Due to the success of MGNREGA (Mahatma Gandhi Employment Guarantee Act) in rural India, the BJP-led government is now mulling on extending the flagship employment programme to workers in cities that are left unemployed. This was informed by a government official to Bloomberg.

The programme, when approved, may be rolled out in smaller cities and at the initially cost of about Rs 35,000 crore (USD 4.8 billion), said Sanjay Kumar, a joint secretary in the Ministry of Housing and Urban Affairs.

“The government has been considering this idea since last year," he said. “The pandemic gave a push to this discussion."

Modi’s government is already spending more than Rs 1 lakh crore on a rural jobs programme this year. Through this programme, the workers in the villages can earn a guaranteed minimum daily wage of Rs 202 for at least 100 days a year.

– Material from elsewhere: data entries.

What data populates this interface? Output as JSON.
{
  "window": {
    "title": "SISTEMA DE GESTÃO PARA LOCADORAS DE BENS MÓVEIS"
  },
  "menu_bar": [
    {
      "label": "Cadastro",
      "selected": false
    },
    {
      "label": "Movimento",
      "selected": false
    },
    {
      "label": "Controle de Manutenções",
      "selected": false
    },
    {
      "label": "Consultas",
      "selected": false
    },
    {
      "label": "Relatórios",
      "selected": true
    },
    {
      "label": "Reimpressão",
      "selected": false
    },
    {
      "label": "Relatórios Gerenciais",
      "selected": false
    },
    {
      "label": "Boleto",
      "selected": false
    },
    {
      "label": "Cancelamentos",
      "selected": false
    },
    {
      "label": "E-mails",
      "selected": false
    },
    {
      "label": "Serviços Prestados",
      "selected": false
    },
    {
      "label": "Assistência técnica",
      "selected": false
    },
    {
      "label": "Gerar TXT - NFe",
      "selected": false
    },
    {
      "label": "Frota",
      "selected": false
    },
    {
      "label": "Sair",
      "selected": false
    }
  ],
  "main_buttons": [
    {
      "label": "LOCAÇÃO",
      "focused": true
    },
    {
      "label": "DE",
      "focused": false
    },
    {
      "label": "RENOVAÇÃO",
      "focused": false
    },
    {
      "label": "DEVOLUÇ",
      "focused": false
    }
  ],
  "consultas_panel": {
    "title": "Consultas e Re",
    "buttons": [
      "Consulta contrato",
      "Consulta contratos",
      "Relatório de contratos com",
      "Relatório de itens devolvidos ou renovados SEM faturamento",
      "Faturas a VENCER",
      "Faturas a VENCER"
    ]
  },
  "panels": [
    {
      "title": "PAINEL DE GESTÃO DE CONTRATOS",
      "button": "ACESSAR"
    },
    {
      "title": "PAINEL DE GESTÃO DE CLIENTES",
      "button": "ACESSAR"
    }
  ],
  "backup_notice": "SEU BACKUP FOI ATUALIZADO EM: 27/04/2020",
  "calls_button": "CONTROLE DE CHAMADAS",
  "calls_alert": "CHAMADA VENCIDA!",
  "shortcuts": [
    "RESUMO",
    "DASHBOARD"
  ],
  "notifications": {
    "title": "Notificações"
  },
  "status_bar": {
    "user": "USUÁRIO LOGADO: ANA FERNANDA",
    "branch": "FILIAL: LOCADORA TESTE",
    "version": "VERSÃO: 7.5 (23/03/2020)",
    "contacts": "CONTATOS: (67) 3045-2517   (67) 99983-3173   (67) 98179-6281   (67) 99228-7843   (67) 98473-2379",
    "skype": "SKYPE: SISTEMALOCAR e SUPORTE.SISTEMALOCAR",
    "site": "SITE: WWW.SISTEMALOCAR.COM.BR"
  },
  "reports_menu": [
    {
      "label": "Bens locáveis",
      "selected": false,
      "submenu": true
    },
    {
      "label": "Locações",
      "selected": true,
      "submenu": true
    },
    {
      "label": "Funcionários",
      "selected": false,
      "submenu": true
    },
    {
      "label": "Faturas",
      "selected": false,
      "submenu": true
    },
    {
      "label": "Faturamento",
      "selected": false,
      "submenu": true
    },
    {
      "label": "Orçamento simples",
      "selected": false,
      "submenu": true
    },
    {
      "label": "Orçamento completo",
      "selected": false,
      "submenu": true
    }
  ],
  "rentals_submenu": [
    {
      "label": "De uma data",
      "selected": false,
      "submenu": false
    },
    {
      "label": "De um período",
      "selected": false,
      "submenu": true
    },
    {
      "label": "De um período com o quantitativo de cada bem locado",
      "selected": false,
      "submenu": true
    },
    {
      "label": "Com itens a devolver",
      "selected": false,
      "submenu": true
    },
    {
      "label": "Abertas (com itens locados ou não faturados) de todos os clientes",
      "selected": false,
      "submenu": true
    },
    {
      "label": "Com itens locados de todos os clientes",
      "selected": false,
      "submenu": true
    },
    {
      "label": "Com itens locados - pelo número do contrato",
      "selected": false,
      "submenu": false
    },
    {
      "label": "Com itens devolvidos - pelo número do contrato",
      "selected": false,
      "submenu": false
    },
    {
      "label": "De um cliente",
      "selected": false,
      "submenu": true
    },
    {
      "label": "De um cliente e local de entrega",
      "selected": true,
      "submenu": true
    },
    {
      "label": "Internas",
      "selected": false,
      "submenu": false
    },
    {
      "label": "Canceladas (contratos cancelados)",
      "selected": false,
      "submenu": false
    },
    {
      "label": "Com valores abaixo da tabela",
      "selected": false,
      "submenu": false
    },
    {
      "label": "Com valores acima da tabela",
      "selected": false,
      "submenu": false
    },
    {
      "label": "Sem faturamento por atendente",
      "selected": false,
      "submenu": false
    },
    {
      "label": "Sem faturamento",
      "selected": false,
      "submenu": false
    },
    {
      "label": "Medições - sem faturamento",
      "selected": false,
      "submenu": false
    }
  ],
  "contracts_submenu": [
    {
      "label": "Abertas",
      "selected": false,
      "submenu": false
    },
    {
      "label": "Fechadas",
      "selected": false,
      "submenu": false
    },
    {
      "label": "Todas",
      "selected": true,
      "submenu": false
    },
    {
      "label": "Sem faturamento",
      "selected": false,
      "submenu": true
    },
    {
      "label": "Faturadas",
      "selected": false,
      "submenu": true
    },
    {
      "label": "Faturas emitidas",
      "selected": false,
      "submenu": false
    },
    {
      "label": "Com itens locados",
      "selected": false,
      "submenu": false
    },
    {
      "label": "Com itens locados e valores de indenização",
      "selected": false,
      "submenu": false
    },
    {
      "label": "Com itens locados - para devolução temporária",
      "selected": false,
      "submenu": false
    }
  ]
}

According to the Crisil report, the average income per person per month under the MGNREGA doubled to Rs 1,000 in the first four months of this fiscal from Rs 509 in the previous year. “The April-July period typically sees 25 per cent greater work execution (in terms of person-days) under the scheme compared with the rest of the fiscal, thereby aiding rural income," Crisil said. “This fiscal, however, these four months saw a growth of 46 per cent year-on-year in person-days, coupled with an increase of 12 per cent in average wage under the scheme.”

With an urban edition to the programme, the government will be able to help revive urban demand which has hit due to COVID-19-induced lockdown. The Indian economy has witnessed around 23.9 per contraction in the last quarter on a year-on-year basis.

Kumar further revealed that the idea is to start with smaller towns because big-city projects typically need professional expertise.

The employment programme involves employing people for local public-works projects such as road-building, well-digging and reforestation. Under this scheme, around 27 crore people were covered.

COVID-19 also destroyed livelihoods in urban India, creating a new underclass of workers who are being pushed into poverty, according to an analysis by the London School of Economics.